I live in Umeå, near the Arctic Circle. Skiing is a basic survival skill over there.

I taught myself to ski at the grand age of 35 using the theory of gradient.

So, what is gradient?

Gradient is information that can be obtained from a curve or surface function. Simply put, it tells you which direction is the steepest. In the image, the red arrow points in the opposite direction of the gradient, meaning it indicates the steepest downward direction.

If you align skis (blue arrow) with the red arrow, you will descend quickly. When the skis perpendicular to the slope, you can stand still on it. Along the way, you can use the gradient as a reference to adjust the direction of your skis and thus control speed.

Congratulations, you can ski now!

Gradient not only helps us reach the bottom of the mountain safely but also guides us in finding the optimal value of an objective function.
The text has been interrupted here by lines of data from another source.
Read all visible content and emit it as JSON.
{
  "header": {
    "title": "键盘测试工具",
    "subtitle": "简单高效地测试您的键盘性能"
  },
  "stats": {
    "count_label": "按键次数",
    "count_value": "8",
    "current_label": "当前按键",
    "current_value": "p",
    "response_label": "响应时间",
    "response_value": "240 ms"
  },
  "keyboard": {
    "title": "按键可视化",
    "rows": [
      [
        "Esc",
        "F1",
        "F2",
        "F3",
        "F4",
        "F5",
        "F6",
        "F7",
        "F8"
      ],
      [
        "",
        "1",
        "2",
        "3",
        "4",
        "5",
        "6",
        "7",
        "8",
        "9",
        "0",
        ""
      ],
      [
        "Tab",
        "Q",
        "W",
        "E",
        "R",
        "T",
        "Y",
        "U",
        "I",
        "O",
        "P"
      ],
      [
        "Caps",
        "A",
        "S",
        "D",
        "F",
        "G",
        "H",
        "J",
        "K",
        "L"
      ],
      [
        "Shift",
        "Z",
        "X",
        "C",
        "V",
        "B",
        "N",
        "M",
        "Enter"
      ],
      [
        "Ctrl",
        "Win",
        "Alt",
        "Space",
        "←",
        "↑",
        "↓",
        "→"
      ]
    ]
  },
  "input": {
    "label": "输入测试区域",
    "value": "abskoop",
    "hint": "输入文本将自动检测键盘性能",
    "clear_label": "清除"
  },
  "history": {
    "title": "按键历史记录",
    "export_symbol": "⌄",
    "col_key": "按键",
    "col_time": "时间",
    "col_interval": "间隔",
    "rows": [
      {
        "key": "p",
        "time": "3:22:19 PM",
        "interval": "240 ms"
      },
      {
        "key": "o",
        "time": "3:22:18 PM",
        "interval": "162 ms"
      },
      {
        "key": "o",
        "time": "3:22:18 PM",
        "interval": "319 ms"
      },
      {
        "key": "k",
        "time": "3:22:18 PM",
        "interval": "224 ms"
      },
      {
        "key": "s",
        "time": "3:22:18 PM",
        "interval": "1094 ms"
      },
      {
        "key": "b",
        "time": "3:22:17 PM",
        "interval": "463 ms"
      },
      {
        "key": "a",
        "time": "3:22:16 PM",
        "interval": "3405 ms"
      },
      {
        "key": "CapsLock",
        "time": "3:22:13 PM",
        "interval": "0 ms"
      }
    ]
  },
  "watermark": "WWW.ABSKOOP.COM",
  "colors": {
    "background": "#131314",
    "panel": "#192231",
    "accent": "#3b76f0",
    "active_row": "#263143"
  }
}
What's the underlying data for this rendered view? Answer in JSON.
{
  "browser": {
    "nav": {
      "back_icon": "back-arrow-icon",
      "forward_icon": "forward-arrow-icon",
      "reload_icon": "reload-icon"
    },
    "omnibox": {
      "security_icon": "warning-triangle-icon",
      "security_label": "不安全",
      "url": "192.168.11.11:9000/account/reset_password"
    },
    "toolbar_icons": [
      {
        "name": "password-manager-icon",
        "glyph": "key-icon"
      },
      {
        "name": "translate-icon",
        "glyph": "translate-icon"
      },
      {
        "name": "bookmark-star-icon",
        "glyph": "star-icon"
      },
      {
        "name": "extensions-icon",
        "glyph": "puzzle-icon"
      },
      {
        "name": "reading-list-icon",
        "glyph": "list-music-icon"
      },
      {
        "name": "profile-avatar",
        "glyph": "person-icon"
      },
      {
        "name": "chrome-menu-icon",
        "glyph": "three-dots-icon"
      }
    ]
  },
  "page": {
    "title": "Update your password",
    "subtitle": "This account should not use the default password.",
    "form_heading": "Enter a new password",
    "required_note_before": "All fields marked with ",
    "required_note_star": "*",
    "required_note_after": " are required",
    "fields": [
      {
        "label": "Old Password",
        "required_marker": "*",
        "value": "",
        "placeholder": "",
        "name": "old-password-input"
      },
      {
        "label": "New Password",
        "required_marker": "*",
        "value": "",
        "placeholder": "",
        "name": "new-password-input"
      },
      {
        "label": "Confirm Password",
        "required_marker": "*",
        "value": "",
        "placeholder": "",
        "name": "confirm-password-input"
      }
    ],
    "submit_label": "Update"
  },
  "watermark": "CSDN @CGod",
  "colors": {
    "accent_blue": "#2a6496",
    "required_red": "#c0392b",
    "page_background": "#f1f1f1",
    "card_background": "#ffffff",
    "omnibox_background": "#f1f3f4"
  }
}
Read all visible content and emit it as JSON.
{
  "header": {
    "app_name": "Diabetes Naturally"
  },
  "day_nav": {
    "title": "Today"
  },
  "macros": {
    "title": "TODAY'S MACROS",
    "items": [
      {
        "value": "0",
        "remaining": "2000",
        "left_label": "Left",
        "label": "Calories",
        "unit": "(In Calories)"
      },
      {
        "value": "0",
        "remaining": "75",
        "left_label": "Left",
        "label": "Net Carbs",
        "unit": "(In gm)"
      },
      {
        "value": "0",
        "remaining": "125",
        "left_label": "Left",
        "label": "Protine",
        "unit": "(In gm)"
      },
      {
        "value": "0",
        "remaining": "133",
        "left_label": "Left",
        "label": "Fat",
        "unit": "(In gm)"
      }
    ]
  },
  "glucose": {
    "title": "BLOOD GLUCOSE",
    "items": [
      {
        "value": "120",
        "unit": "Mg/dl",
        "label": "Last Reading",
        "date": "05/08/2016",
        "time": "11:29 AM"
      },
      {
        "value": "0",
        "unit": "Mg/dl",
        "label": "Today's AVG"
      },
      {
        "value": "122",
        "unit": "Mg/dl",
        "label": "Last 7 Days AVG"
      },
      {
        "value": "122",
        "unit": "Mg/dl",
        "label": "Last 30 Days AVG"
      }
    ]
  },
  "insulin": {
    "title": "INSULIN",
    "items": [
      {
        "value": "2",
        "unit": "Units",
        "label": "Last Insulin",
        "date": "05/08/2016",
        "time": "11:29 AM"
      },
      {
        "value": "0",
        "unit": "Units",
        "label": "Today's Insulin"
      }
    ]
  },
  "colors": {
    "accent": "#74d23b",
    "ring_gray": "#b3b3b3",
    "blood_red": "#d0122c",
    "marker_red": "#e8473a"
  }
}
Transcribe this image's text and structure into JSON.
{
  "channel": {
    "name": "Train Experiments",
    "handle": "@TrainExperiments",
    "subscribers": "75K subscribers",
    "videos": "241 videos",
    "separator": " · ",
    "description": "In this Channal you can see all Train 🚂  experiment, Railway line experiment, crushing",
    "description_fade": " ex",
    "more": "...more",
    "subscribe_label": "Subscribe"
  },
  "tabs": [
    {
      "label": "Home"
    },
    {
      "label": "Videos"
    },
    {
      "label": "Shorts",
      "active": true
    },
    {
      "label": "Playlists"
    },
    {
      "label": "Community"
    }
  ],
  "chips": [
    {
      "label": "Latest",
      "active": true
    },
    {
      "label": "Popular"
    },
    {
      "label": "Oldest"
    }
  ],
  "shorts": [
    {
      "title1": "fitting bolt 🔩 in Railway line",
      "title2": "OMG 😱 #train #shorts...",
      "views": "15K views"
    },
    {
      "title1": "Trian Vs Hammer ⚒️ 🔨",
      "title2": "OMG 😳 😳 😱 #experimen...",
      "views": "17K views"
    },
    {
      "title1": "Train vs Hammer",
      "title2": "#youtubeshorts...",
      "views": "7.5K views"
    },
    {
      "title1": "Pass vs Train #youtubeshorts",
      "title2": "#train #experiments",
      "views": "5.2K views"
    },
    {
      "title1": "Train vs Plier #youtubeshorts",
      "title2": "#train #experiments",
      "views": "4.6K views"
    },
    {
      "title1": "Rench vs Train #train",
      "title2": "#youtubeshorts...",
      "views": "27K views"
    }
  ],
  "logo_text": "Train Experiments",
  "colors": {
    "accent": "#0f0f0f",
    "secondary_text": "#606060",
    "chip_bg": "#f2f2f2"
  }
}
Here, I have a smooth curve and have marked the gradient values at six points along it. Among them, \(w = -0.75\) is a special point. At this point, we obtain the minimum value of the function, and the gradient value here is 0.

First, let’s examine the differences between the colors. In the red section, all gradient values are positive, and the purple point is always to its left (negative direction). In the blue region, we can draw the opposite conclusion. Therefore, the sign of the gradient tells us which direction to move in order to reach the lowest point.

In other words, at each position, we have a “guide” that tells us which direction to go in order to reach the destination. Now, how far should we move at each position? Let’s continue and see.

Next, let’s compare the same color sections. In the blue section, you can see that the larger the absolute value of the gradient, the steeper the slope at that point. We can draw the same conclusion for the red section. So, the smaller the absolute value of the gradient, the closer you are to the target, and you should slow down as you approach it.

In other words, when we want to find the minimum of a loss function, \(L(w)\), we can start from any point and, using the guidance of the gradient, ultimately reach the destination. This is the basic ideas of the gradient descent algorithm.